Understanding Partial Differentiation in Classical Mechanics

[nonequilibrium]

Hello,

I got confused in my Classical Mechanics class (on a mathematical issue). So let $$L$$ denote a function dependent on x and its derivative explicitly, such that its image is $$L(x,x*)$$ (NOTE: I'm using * as the overdot-Leibniz notation for the derivative) and x is a function of t.

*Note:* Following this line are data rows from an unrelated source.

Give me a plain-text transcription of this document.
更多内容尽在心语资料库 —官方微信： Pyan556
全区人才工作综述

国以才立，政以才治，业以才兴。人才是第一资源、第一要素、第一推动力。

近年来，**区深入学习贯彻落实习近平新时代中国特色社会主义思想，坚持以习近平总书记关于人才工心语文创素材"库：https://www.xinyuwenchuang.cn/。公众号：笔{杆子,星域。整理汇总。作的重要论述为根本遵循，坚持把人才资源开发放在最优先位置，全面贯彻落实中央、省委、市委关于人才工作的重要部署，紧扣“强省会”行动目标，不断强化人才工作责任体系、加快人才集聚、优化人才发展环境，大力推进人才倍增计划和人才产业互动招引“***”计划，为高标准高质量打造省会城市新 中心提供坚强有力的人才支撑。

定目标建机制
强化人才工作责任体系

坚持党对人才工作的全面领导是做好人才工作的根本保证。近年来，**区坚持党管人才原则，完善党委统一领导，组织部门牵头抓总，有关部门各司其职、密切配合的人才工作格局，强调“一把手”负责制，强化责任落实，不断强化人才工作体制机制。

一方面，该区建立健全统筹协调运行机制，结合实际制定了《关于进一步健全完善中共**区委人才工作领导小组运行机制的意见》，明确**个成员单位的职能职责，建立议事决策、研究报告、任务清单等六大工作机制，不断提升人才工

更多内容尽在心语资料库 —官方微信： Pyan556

To make it easy, I'll give an explicit form $$L(x,x*) = Ax + Bx*$$. Now I found it odd that $$\frac{\partial L}{\partial x} = A$$ instead of $$\frac{\partial L}{\partial x} = A + \frac{\partial x*}{\partial x}$$... What is the reasoning behind this? Is it because L is an explicit function of x* too? Or is it because x* is not explicitly dependent of x? Well it's quite probable that x* is physically dependent on x (only not the case when x is a linear function of degree 1 or 0), but for some reason mathematically it isn't(?)

 

[tiny-tim]

Hello mr. vodka!

Well it's quite probable that x* is physically dependent on x (only not the case when x is a linear function of degree 1 or 0), but for some reason mathematically it isn't(?)

Yup, that's it …

L is specially defined mathematically …

when you differentiate, x and x* are treated as independent variables.

 

[nonequilibrium]

So, for example, in general it's true that

$$\frac{\partial f(x,y,z)}{\partial \frac{dx}{dt}} = 0$$

?

EDIT: Hm, re-reading my post, my question doesn't seem to make a lot of sense: you can't take a partial derivative wrt something that isn't explicitly a variable. By definition of partial derivative: I'm holding x,y,z constant and letting dx/dt variate... I don't know if that is even consistent, but the first part of my sentence would imply that ... = 0. On the other hand, I could also write down $$\frac{\mathrm{d} f(x,y,z)}{\mathrm{d} \frac{dx}{dt}}$$; is this also zero?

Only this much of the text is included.